Closing my eyes, I inhaled the scent of my mate. Salt and clean air, the sea on a clear day. Then I lifted my lids and stared deep into his eyes, recognizing just how lucid he was. "I know that your mind is a mess right now, and I don't have any illusions that what I'm going to ask of you will be easy. In fact, I'm pretty sure it might cost more than you can afford to give, but I'm going to ask anyway because it's important."

"Anything, love. I'll do anything for you, you know that."

"I need you to use your glamour, Cas. I need you to rally the troops and defend the ship."

"The ship?" Kai whispered.

"She means Blackwood," Hades explained.

"Defend the ship," Caspian whispered. "Captain goes down with the ship."

"Yes, Cas. Get them to defend us. Keep us from going down."

He gripped me by the nape and crushed his lips to mine in a fierce kiss, then murmured, "It'll be done, darling. You have my word."

He tore away from me and fled from the room, my heart aching as I watched him go, worried it might be the last time. I didn't know why I had the sense that whatever version of Cas returned to me once this was over wouldn't be the flirtatious rogue I'd fallen in love with.

"Does this mean what I think it means?" Kai asked, entering the room fully and taking me by the shoulders.

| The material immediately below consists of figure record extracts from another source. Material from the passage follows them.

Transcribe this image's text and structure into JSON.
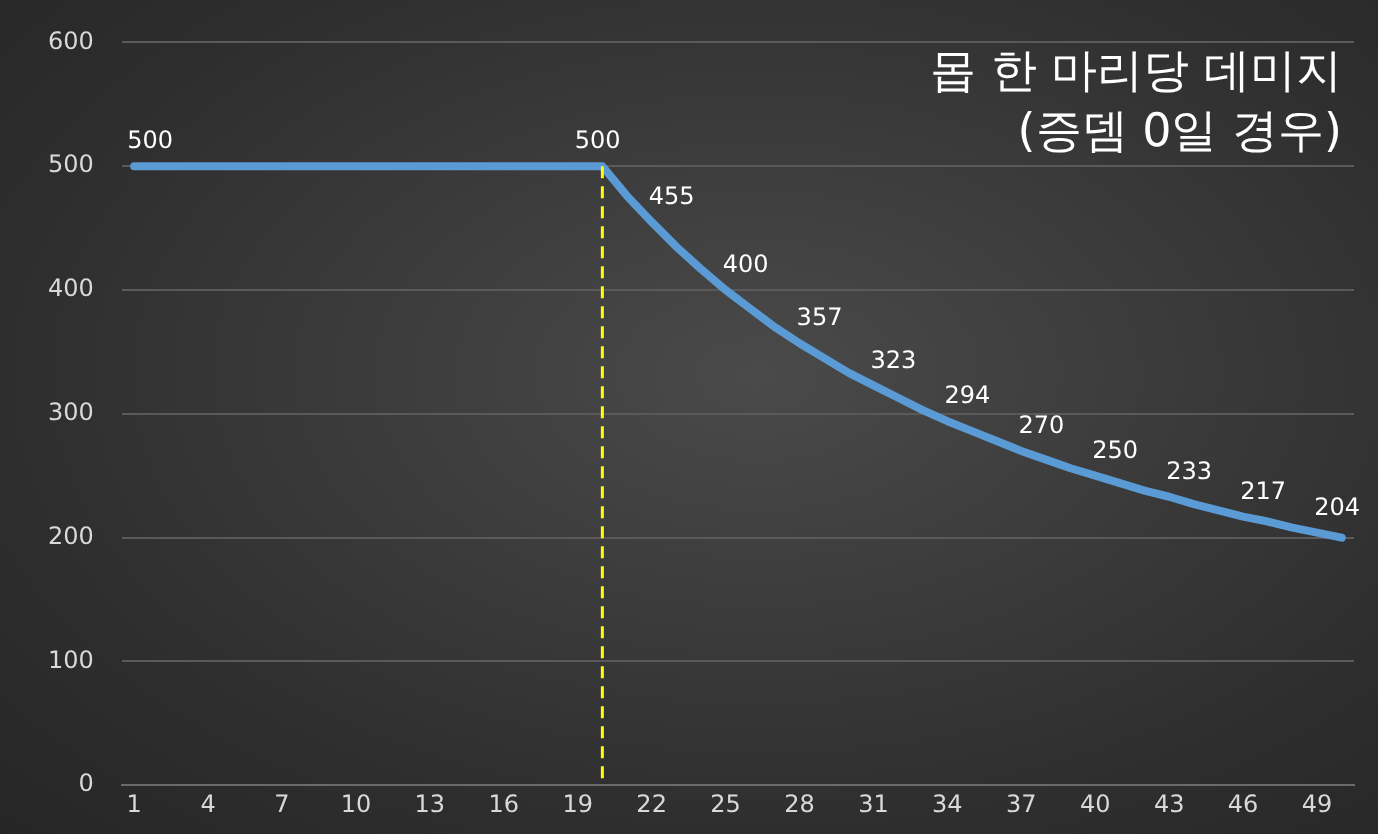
{
  "chart_data": {
    "type": "line",
    "title": "몹 한 마리당 데미지",
    "subtitle": "(증뎀 0일 경우)",
    "x": [
      1,
      2,
      3,
      4,
      5,
      6,
      7,
      8,
      9,
      10,
      11,
      12,
      13,
      14,
      15,
      16,
      17,
      18,
      19,
      20,
      21,
      22,
      23,
      24,
      25,
      26,
      27,
      28,
      29,
      30,
      31,
      32,
      33,
      34,
      35,
      36,
      37,
      38,
      39,
      40,
      41,
      42,
      43,
      44,
      45,
      46,
      47,
      48,
      49,
      50
    ],
    "series": [
      {
        "color": "#5b9bd5",
        "values": [
          500,
          500,
          500,
          500,
          500,
          500,
          500,
          500,
          500,
          500,
          500,
          500,
          500,
          500,
          500,
          500,
          500,
          500,
          500,
          500,
          476,
          455,
          435,
          417,
          400,
          385,
          370,
          357,
          345,
          333,
          323,
          313,
          303,
          294,
          286,
          278,
          270,
          263,
          256,
          250,
          244,
          238,
          233,
          227,
          222,
          217,
          213,
          208,
          204,
          200
        ],
        "value_labels": [
          "500",
          null,
          null,
          null,
          null,
          null,
          null,
          null,
          null,
          null,
          null,
          null,
          null,
          null,
          null,
          null,
          null,
          null,
          "500",
          null,
          null,
          "455",
          null,
          null,
          "400",
          null,
          null,
          "357",
          null,
          null,
          "323",
          null,
          null,
          "294",
          null,
          null,
          "270",
          null,
          null,
          "250",
          null,
          null,
          "233",
          null,
          null,
          "217",
          null,
          null,
          "204",
          null
        ]
      }
    ],
    "xlim": [
      0.5,
      50.5
    ],
    "xticks": [
      1,
      4,
      7,
      10,
      13,
      16,
      19,
      22,
      25,
      28,
      31,
      34,
      37,
      40,
      43,
      46,
      49
    ],
    "ylim": [
      0,
      600
    ],
    "yticks": [
      0,
      100,
      200,
      300,
      400,
      500,
      600
    ],
    "grid": "y",
    "legend": false,
    "marker": "none",
    "line_style": "solid",
    "ref_lines": [
      {
        "axis": "x",
        "value": 20,
        "color": "#ffff00",
        "line_style": "dashed"
      }
    ]
  }
}
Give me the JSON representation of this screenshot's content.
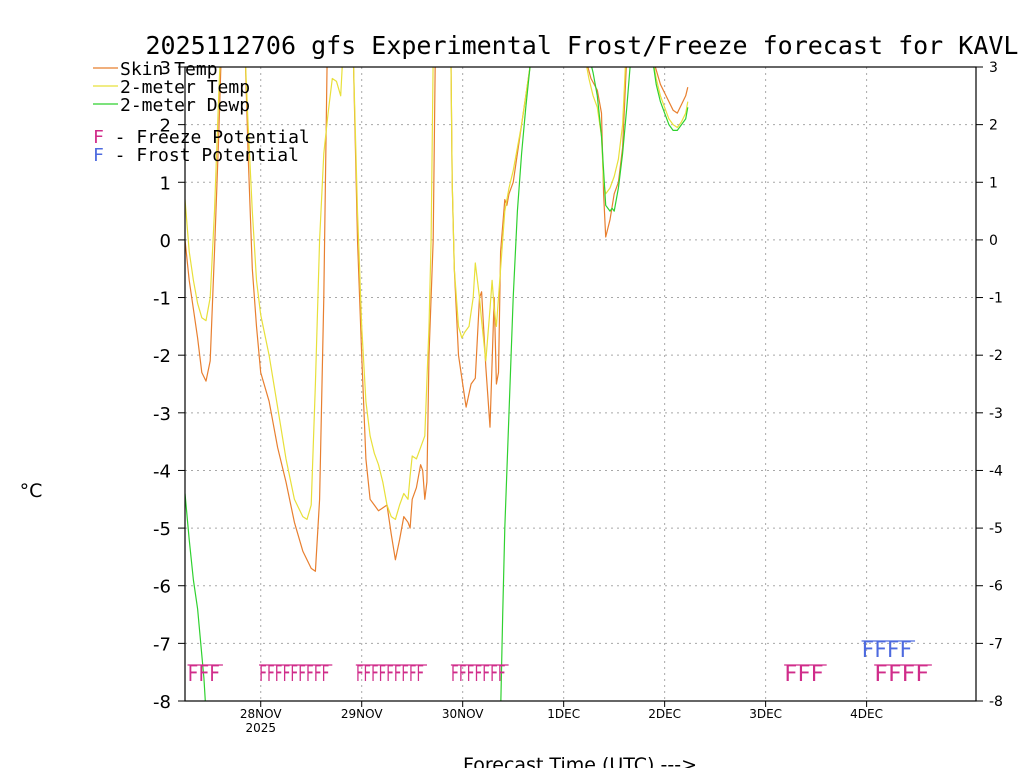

"What?" Hades questioned, his voice low and suspicious.

"We're going to war."

Taking a deep breath, I turned and faced them fully, accepting the weight of his words and knowing that whatever happened next was on me. "Yes. Tor is out there, and they're after him. They think he's the Ripper, and there's no way he'll escape them all. If the residents of Blackwood stay and fight, he might have a chance. I couldn't risk any other outcome. And I won't apologize for it."

Hades sent a shadow to wrap around my waist. "Nor should you. Each one of us would do the same were our positions reversed. That's what mates do, Dahlia."

"Aye, gem. When it comes to the one we love, we burn the world to the ground. Every time."